Vinumitaly, continua a maturare il talento di Scorzo: "Sono migliorato tanto, ma ce n'è da lavorare"

I giovani che crescono nel Vinumitaly Petrarca, oltre ad avere grandi potenzialità tecniche, sono accumunati da una grande maturità, da una grande senso di unione e da una sinceramente profonda passione per il futsal. Tutti questi valori, tutte queste qualità trasmesse con attenta cura dallo staff tecnico, emergono alla perfezione quando i vari talenti padovani prendono la parola. Un po' come ci è successo con Pierluigi Scorzo, portiere classe 2006 che viene aggregato spesso alla prima squadra e che rappresenta un punto di riferimento per le varie formazioni impegnate da Under 19, Serie D e Serie C2. Ricordiamo ancora tutto il suo entusiasmo e tutta la sua felicità nell'intervista che rilasciò nella scorsa stagione ai microfoni del nostro Fabrizio Cantarella, dopo la vittoria della Coppa Italia di Serie A2 Elite a Policoro. E anche stavolta, quando sul finire di questo 2024, gli abbiamo chiesto un aggiornamento sulla sua avventura al Vinumitaly, Pierluigi ci ha trasmesso la stessa passione, che non è affatto calata nonostante l'alzarsi dell'asticella. 

- Sei impegnato in diverse categorie, dall'U19 fino alla Serie D passando anche per la C2 e gli allenamenti/convocazioni  in prima squadra. Sotto quali aspetti senti di essere particolarmente migliorato in questi mesi così intensi? 

"Questi mesi sono stati molto intensi ed il costante lavoro mi ha portato a migliorare moltissimi aspetti mentali e tecnici quali riuscire a gestire al meglio la pressione e lo stress, permettendomi di riuscire nell’immediato a prendere la decisione corretta sul tipo di parata o uscita da svolgere. Tutto questo indubbiamente grazie anche al numero di partite giocate in così poco tempo nei vari campionati, come la Serie D e la C2, che mi hanno permesso  di interagire con giocatori di una certa esperienza. Fondamentali sono gli allenamenti in prima squadra dove imparo costantemente cose nuove grazie al supporto del mister e dei miei compagni. Mi sento fortunato ed onorato avere la possibilità di allenarmi con giocatori di un certo spessore e livello. La stagione è appena iniziata e so che ho ancora un ampio margine di miglioramento e può essere raggiunto solamente continuando a dare il massimo e lavorando sempre di più con un’ottica professionistica".

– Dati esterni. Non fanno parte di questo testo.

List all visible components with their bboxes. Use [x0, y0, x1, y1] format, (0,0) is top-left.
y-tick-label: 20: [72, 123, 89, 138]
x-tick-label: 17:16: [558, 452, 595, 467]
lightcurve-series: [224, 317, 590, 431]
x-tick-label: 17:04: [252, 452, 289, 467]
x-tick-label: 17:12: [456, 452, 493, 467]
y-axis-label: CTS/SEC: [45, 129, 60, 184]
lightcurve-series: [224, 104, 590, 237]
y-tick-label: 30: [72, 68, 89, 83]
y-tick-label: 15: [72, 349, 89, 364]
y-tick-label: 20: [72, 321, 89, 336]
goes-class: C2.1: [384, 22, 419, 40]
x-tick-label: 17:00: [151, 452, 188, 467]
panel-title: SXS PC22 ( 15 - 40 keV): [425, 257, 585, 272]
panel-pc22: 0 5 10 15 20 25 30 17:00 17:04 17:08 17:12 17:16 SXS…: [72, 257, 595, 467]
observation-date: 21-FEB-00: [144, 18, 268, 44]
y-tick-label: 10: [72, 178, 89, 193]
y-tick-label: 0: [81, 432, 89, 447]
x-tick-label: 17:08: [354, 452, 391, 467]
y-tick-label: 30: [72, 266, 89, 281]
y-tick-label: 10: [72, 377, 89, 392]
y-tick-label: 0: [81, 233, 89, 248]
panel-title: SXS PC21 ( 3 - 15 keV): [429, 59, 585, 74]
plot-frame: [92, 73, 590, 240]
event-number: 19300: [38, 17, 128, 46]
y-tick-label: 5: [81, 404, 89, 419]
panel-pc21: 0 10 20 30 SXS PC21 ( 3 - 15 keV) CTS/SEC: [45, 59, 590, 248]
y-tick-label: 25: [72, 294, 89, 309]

- Come valuti l’inizio di stagione, specie in Under 19?

"Quest’inizio di stagione ha già regalato molte soddisfazioni, personali ma soprattutto di squadra. Attualmente la classifica del campionato Under 19 ci vede primi a pari merito e ancora imbattuti; questa posizione deriva da tutto il lavoro svolto con massima dedizione e fatica da 3 mesi a questa parte, ma soprattutto dal forte legame che si è creato tra i compagni: noi non siamo una semplice squadra, ma siamo una vera e propria famiglia. L’entusiasmo è sempre molto alto, ma sappiamo che il traguardo è ancora lontano ma continuando a lavorare sodo e con umiltà sono sicuro che nell’arco della stagione ci toglieremo altre grandi soddisfazioni".

- Il nuovo anno si avvicina: i tuoi buoni propositi?

"Migliorare continuamente e diventare un giocatore completo, mettendo in mostra tutte le mie capacità. Voglio essere sempre più decisivo nelle partite e mantenere saldo il rapporto all'interno del gruppo. Il mio sogno è esordire in Serie A e condividere il campo con i grandi campioni che fanno parte del roster petrarchino. E, sognando ancora più in grande, indossare un giorno la maglia della Nazionale. So che il lavoro da fare è ancora tanto, ma sarebbe una grande soddisfazione ripagare tutte le fatiche".